Directed Accumulation of Nitrogen Metabolites through Processing Endows Wuyi Rock Tea with Singular Qualities

Abstract

The execution of specific processing protocols endows Wuyi rock tea with distinctive qualities produced through signature metabolic processes. In this work, tea leaves were collected before and after each of three processing stages for both targeted and untargeted metabolomic analysis. Metabolic profiles of processing stages through each processing stage of rotation, pan-firing and roasting were studied. Overall, 614 metabolites were significantly altered, predominantly through nitrogen- enriching (N) pathways. Roasting led to the enrichment of 342 N metabolites, including 34 lipids, 17 organic acids, 32 alkaloids and 25 amino acids, as well as secondary derivatives beneficial for tea quality. This distinctive shift towards enrichment of N metabolites strongly supports concluding that this directed accumulation of N metabolites is how each of the three processing stages endows Wuyi rock tea with singular quality.
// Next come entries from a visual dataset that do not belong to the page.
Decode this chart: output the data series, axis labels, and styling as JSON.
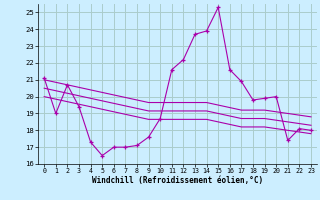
{
  "xlabel": "Windchill (Refroidissement éolien,°C)",
  "bg_color": "#cceeff",
  "grid_color": "#aacccc",
  "line_color": "#aa00aa",
  "xlim": [
    -0.5,
    23.5
  ],
  "ylim": [
    16,
    25.5
  ],
  "yticks": [
    16,
    17,
    18,
    19,
    20,
    21,
    22,
    23,
    24,
    25
  ],
  "xticks": [
    0,
    1,
    2,
    3,
    4,
    5,
    6,
    7,
    8,
    9,
    10,
    11,
    12,
    13,
    14,
    15,
    16,
    17,
    18,
    19,
    20,
    21,
    22,
    23
  ],
  "main_y": [
    21.1,
    19.0,
    20.7,
    19.4,
    17.3,
    16.5,
    17.0,
    17.0,
    17.1,
    17.6,
    18.7,
    21.6,
    22.2,
    23.7,
    23.9,
    25.3,
    21.6,
    20.9,
    19.8,
    19.9,
    20.0,
    17.4,
    18.1,
    18.0
  ],
  "line2_y": [
    21.0,
    20.85,
    20.7,
    20.55,
    20.4,
    20.25,
    20.1,
    19.95,
    19.8,
    19.65,
    19.65,
    19.65,
    19.65,
    19.65,
    19.65,
    19.5,
    19.35,
    19.2,
    19.2,
    19.2,
    19.1,
    19.0,
    18.9,
    18.8
  ],
  "line3_y": [
    20.5,
    20.35,
    20.2,
    20.05,
    19.9,
    19.75,
    19.6,
    19.45,
    19.3,
    19.15,
    19.15,
    19.15,
    19.15,
    19.15,
    19.15,
    19.0,
    18.85,
    18.7,
    18.7,
    18.7,
    18.6,
    18.5,
    18.4,
    18.3
  ],
  "line4_y": [
    20.0,
    19.85,
    19.7,
    19.55,
    19.4,
    19.25,
    19.1,
    18.95,
    18.8,
    18.65,
    18.65,
    18.65,
    18.65,
    18.65,
    18.65,
    18.5,
    18.35,
    18.2,
    18.2,
    18.2,
    18.1,
    18.0,
    17.9,
    17.8
  ]
}
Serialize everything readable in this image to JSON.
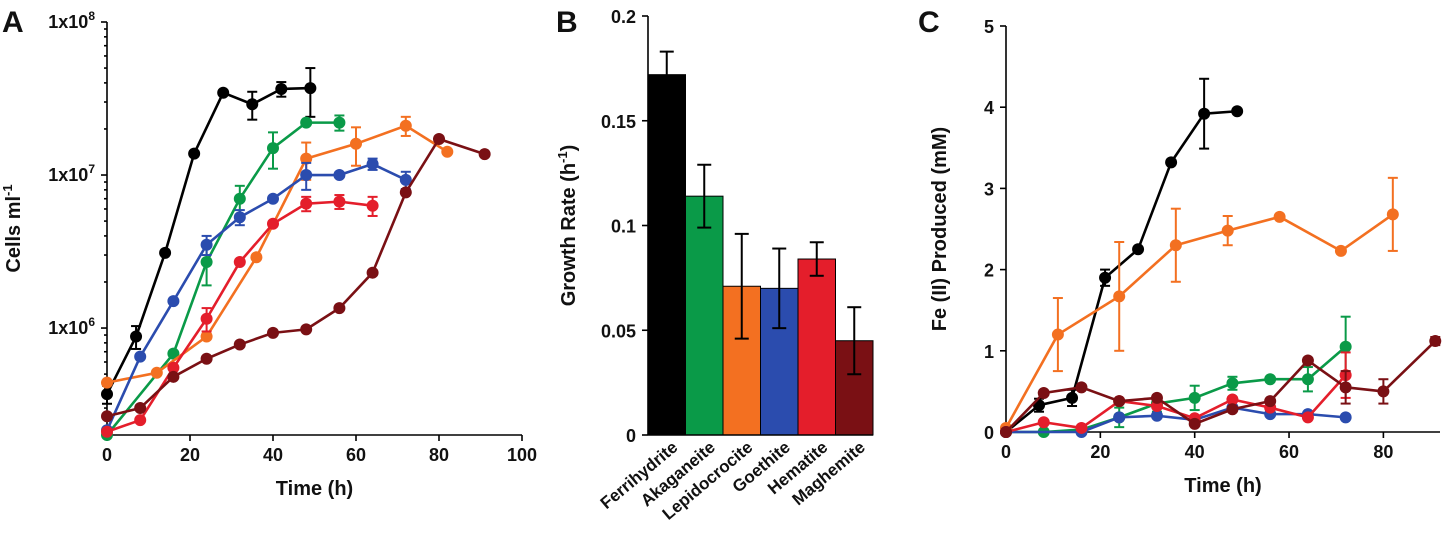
{
  "panels": {
    "A": {
      "letter": "A"
    },
    "B": {
      "letter": "B"
    },
    "C": {
      "letter": "C"
    }
  },
  "chart_data": [
    {
      "id": "A",
      "type": "line",
      "xlabel": "Time (h)",
      "ylabel": "Cells ml-1",
      "ylabel_base": "Cells ml",
      "ylabel_sup": "-1",
      "yscale": "log",
      "xlim": [
        0,
        100
      ],
      "ylim": [
        200000,
        100000000
      ],
      "xticks": [
        0,
        20,
        40,
        60,
        80,
        100
      ],
      "yticks": [
        {
          "value": 1000000,
          "base": "1x10",
          "exp": "6"
        },
        {
          "value": 10000000,
          "base": "1x10",
          "exp": "7"
        },
        {
          "value": 100000000,
          "base": "1x10",
          "exp": "8"
        }
      ],
      "series": [
        {
          "name": "Ferrihydrite",
          "color": "#000000",
          "points": [
            [
              0,
              370000,
              50000
            ],
            [
              7,
              880000,
              150000
            ],
            [
              14,
              3100000,
              0
            ],
            [
              21,
              13800000,
              0
            ],
            [
              28,
              34500000,
              0
            ],
            [
              35,
              29000000,
              6000000
            ],
            [
              42,
              36500000,
              4000000
            ],
            [
              49,
              37000000,
              13000000
            ]
          ]
        },
        {
          "name": "Akaganeite",
          "color": "#0a9a48",
          "points": [
            [
              0,
              200000,
              0
            ],
            [
              16,
              680000,
              0
            ],
            [
              24,
              2700000,
              800000
            ],
            [
              32,
              7000000,
              1500000
            ],
            [
              40,
              15000000,
              4000000
            ],
            [
              48,
              22000000,
              0
            ],
            [
              56,
              22000000,
              2500000
            ]
          ]
        },
        {
          "name": "Lepidocrocite",
          "color": "#f37021",
          "points": [
            [
              0,
              440000,
              0
            ],
            [
              12,
              510000,
              0
            ],
            [
              24,
              880000,
              0
            ],
            [
              36,
              2900000,
              0
            ],
            [
              48,
              12800000,
              3500000
            ],
            [
              60,
              16000000,
              4500000
            ],
            [
              72,
              21000000,
              3000000
            ],
            [
              82,
              14200000,
              0
            ]
          ]
        },
        {
          "name": "Goethite",
          "color": "#2b4cae",
          "points": [
            [
              0,
              215000,
              0
            ],
            [
              8,
              650000,
              0
            ],
            [
              16,
              1500000,
              0
            ],
            [
              24,
              3500000,
              500000
            ],
            [
              32,
              5300000,
              600000
            ],
            [
              40,
              7000000,
              0
            ],
            [
              48,
              10000000,
              2000000
            ],
            [
              56,
              10000000,
              0
            ],
            [
              64,
              11800000,
              1000000
            ],
            [
              72,
              9300000,
              1200000
            ]
          ]
        },
        {
          "name": "Hematite",
          "color": "#e41e2b",
          "points": [
            [
              0,
              210000,
              0
            ],
            [
              8,
              250000,
              0
            ],
            [
              16,
              550000,
              0
            ],
            [
              24,
              1150000,
              200000
            ],
            [
              32,
              2700000,
              0
            ],
            [
              40,
              4800000,
              0
            ],
            [
              48,
              6500000,
              700000
            ],
            [
              56,
              6700000,
              700000
            ],
            [
              64,
              6300000,
              900000
            ]
          ]
        },
        {
          "name": "Maghemite",
          "color": "#7a1014",
          "points": [
            [
              0,
              265000,
              0
            ],
            [
              8,
              300000,
              0
            ],
            [
              16,
              480000,
              0
            ],
            [
              24,
              630000,
              0
            ],
            [
              32,
              780000,
              0
            ],
            [
              40,
              930000,
              0
            ],
            [
              48,
              980000,
              0
            ],
            [
              56,
              1350000,
              0
            ],
            [
              64,
              2300000,
              0
            ],
            [
              72,
              7700000,
              0
            ],
            [
              80,
              17200000,
              0
            ],
            [
              91,
              13700000,
              0
            ]
          ]
        }
      ]
    },
    {
      "id": "B",
      "type": "bar",
      "ylabel": "Growth Rate (h-1)",
      "ylabel_base": "Growth Rate (h",
      "ylabel_sup": "-1",
      "ylabel_end": ")",
      "ylim": [
        0,
        0.2
      ],
      "yticks": [
        {
          "value": 0,
          "label": "0"
        },
        {
          "value": 0.05,
          "label": "0.05"
        },
        {
          "value": 0.1,
          "label": "0.1"
        },
        {
          "value": 0.15,
          "label": "0.15"
        },
        {
          "value": 0.2,
          "label": "0.2"
        }
      ],
      "categories": [
        "Ferrihydrite",
        "Akaganeite",
        "Lepidocrocite",
        "Goethite",
        "Hematite",
        "Maghemite"
      ],
      "values": [
        0.172,
        0.114,
        0.071,
        0.07,
        0.084,
        0.045
      ],
      "errors": [
        0.011,
        0.015,
        0.025,
        0.019,
        0.008,
        0.016
      ],
      "colors": [
        "#000000",
        "#0a9a48",
        "#f37021",
        "#2b4cae",
        "#e41e2b",
        "#7a1014"
      ]
    },
    {
      "id": "C",
      "type": "line",
      "xlabel": "Time (h)",
      "ylabel": "Fe (II) Produced (mM)",
      "xlim": [
        0,
        92
      ],
      "ylim": [
        0,
        5
      ],
      "xticks": [
        0,
        20,
        40,
        60,
        80
      ],
      "yticks": [
        0,
        1,
        2,
        3,
        4,
        5
      ],
      "series": [
        {
          "name": "Ferrihydrite",
          "color": "#000000",
          "points": [
            [
              0,
              0,
              0
            ],
            [
              7,
              0.33,
              0.08
            ],
            [
              14,
              0.42,
              0.1
            ],
            [
              21,
              1.9,
              0.1
            ],
            [
              28,
              2.25,
              0
            ],
            [
              35,
              3.32,
              0
            ],
            [
              42,
              3.92,
              0.43
            ],
            [
              49,
              3.95,
              0
            ]
          ]
        },
        {
          "name": "Lepidocrocite",
          "color": "#f37021",
          "points": [
            [
              0,
              0.05,
              0
            ],
            [
              11,
              1.2,
              0.45
            ],
            [
              24,
              1.67,
              0.67
            ],
            [
              36,
              2.3,
              0.45
            ],
            [
              47,
              2.48,
              0.18
            ],
            [
              58,
              2.65,
              0
            ],
            [
              71,
              2.23,
              0
            ],
            [
              82,
              2.68,
              0.45
            ]
          ]
        },
        {
          "name": "Akaganeite",
          "color": "#0a9a48",
          "points": [
            [
              0,
              0,
              0
            ],
            [
              8,
              0,
              0
            ],
            [
              16,
              0.03,
              0
            ],
            [
              24,
              0.18,
              0.12
            ],
            [
              32,
              0.35,
              0.1
            ],
            [
              40,
              0.42,
              0.15
            ],
            [
              48,
              0.6,
              0.08
            ],
            [
              56,
              0.65,
              0
            ],
            [
              64,
              0.65,
              0.15
            ],
            [
              72,
              1.05,
              0.37
            ]
          ]
        },
        {
          "name": "Goethite",
          "color": "#2b4cae",
          "points": [
            [
              0,
              0,
              0
            ],
            [
              16,
              0,
              0
            ],
            [
              24,
              0.18,
              0
            ],
            [
              32,
              0.2,
              0
            ],
            [
              40,
              0.15,
              0
            ],
            [
              48,
              0.3,
              0
            ],
            [
              56,
              0.22,
              0
            ],
            [
              64,
              0.22,
              0
            ],
            [
              72,
              0.18,
              0
            ]
          ]
        },
        {
          "name": "Hematite",
          "color": "#e41e2b",
          "points": [
            [
              0,
              0,
              0
            ],
            [
              8,
              0.12,
              0
            ],
            [
              16,
              0.05,
              0
            ],
            [
              24,
              0.38,
              0
            ],
            [
              32,
              0.32,
              0
            ],
            [
              40,
              0.17,
              0
            ],
            [
              48,
              0.4,
              0
            ],
            [
              56,
              0.3,
              0
            ],
            [
              64,
              0.18,
              0
            ],
            [
              72,
              0.7,
              0.28
            ]
          ]
        },
        {
          "name": "Maghemite",
          "color": "#7a1014",
          "points": [
            [
              0,
              0,
              0
            ],
            [
              8,
              0.48,
              0
            ],
            [
              16,
              0.55,
              0
            ],
            [
              24,
              0.38,
              0
            ],
            [
              32,
              0.42,
              0
            ],
            [
              40,
              0.1,
              0
            ],
            [
              48,
              0.28,
              0
            ],
            [
              56,
              0.38,
              0
            ],
            [
              64,
              0.88,
              0
            ],
            [
              72,
              0.55,
              0.2
            ],
            [
              80,
              0.5,
              0.15
            ],
            [
              91,
              1.12,
              0.05
            ]
          ]
        }
      ]
    }
  ]
}
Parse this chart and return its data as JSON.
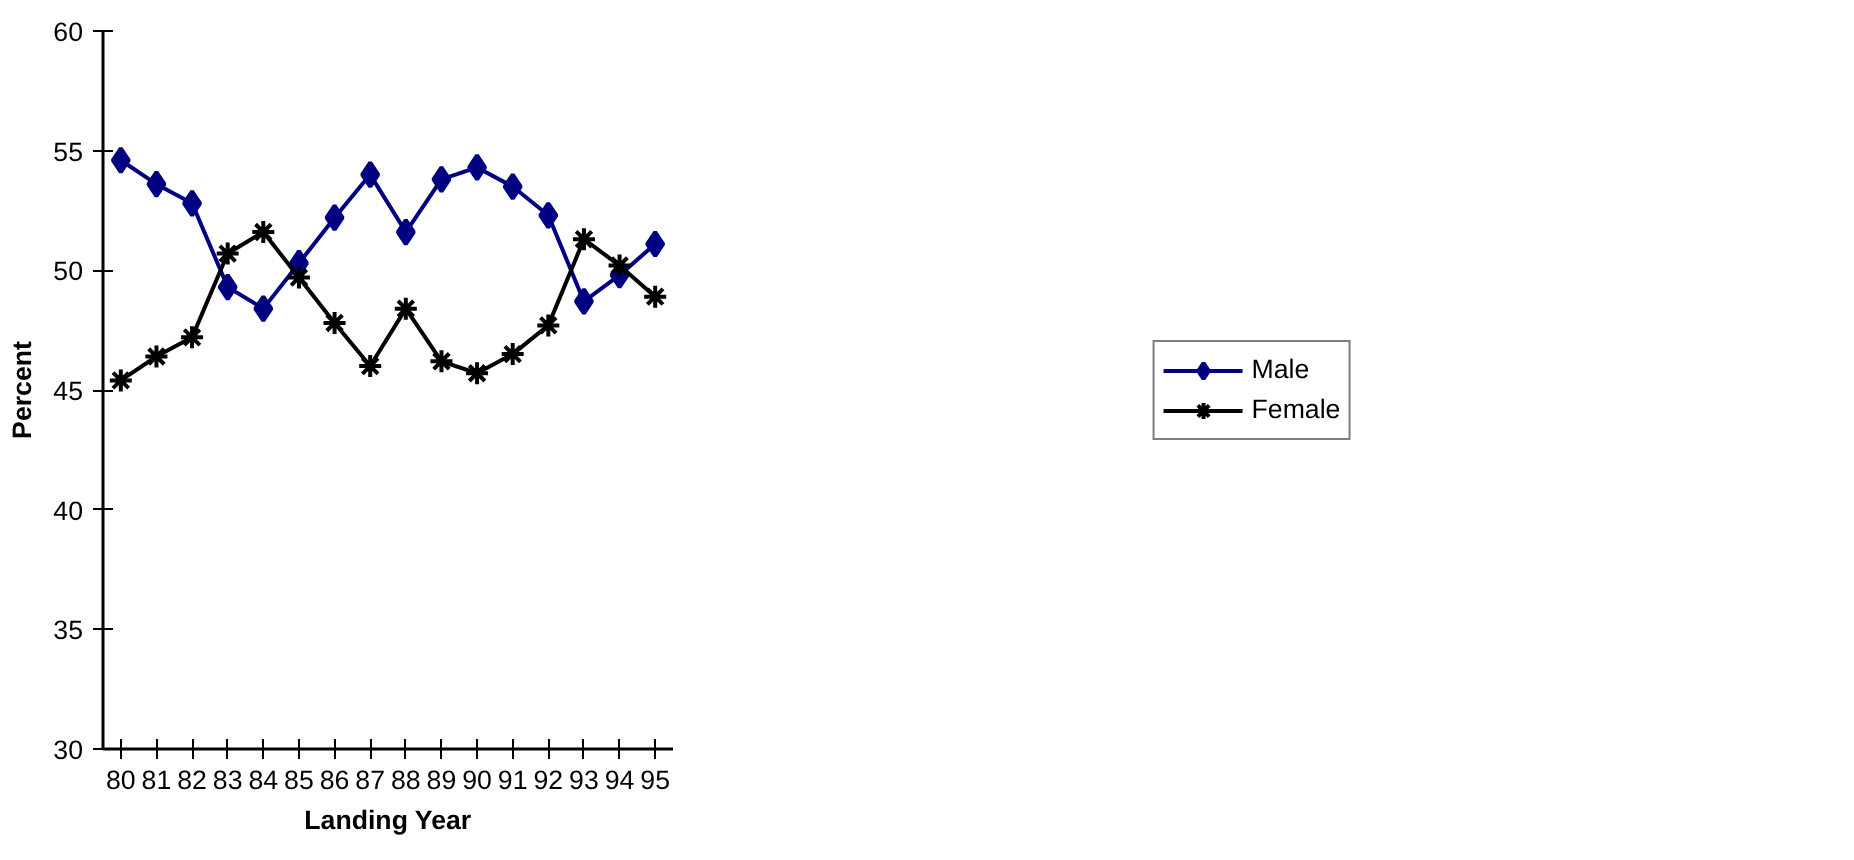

Keywords: N-contained metabolites; Wuyi rock tea; metabolome; process; tea quality.

Figure 1

Flowchart of the main processing stages utilized to produce Wuyi rock tea (A) and PCA analysis between corresponding tea samples (B). The processing stages of Wuyi rock tea include rotation, pan-firing and roasting. The data used for PCA analysis includes the concentrations of conventional quality index compounds and main secondary metabolites measured in the samples of fresh leaves (FL), spread leaves (SL), raw tea (RT) and commercial tea (CT).

Figure 2

Dynamic changes in the concentrations of conventional quality index compound categories (A–E) and main secondary metabolites (F–L) through the processing stages of Wuyi rock tea. Conventional quality index compound categories include total flavonoids (TF), water extracts (WE), soluble sugars (SS), free amino acids (FAA) and tea polyphenols (TP). The main secondary metabolites include caffeine, theanine, epigallocatechin gallate (EGCG), epicatechin gallate (ECG), epigallocatechin (EGC), gallocatechin (GC) and gallocatechin gallate (GCG). FL: fresh leaves; SL: spread leaves; RT: raw tea; CT: commercial tea. The values are shown as means ± standard errors (SEs), (n = 10). Different letter(s) indicate significant differences among process stages at the p = 0.05 threshold level.

Figure 3

Analysis of metabolites significantly altered through processing of Wuyi rock tea as identified in untargeted metabolomics: (A) PCA plots; (B) heat map and cluster analysis; (C) volcano plot maps; (D) trends in the abundance of significant metabolite clusters across processing stages, with metabolite clusters delimited in K-means cluster analysis of metabolites displaying significant variation in concentration across processing stages; (E) Diagrams of significant metabolite subclasses grouped according to K-means clustering of metabolites altered across processing stages. FL: fresh leaves; SL: spread leaves; RT: raw tea; CT: commercial tea.

Figure 4

KEGG enrichment analysis of untargeted metabolites that were significantly altered between FL and CT. Green triangles indicate pathways associated with N metabolism.

Figure 5

Dynamic changes in the abundance of N-containing metabolites across the processing stages of Wuyi rock tea production: (A) heat map of all altered N metabolites; (B,C) dynamic profiles of N metabolites that were significantly increased in the rotation and roasting stages, respectively; (D) changes of key metabolites that significantly increased in the roasting stage from (C). The values are shown as means ± standard errors (SEs), (n = 3). Yellow and blue triangles indicate the rotation and roasting stages, respectively. Different letters indicate significant differences among different processing stages at the p = 0.05 threshold level. FL: fresh leaves; SL: spread leaves; RT: raw tea; CT: commercial tea.

Figure 6

Model of Wuyi rock tea processing stages and mechanisms proposed to underlie the accumulation of N metabolites. In the rotation stage, proteins can be degraded to various amino acids and their derivatives through mechanical collisions spurred in leaf rotation. Then, pan-firing promotes hydrolysis of polysaccharides in high temperature and moisture conditions. Subsequent Maillard reactions occurring in the roasting stage promote a large increases in N-contained metabolites via the combination of amidogen and carbonyl compounds. The resulting N metabolites increase the quality of Wuyi rock tea by imparting specific aromas, flavors and health-promoting characteristics. ω: moisture percentage of samples.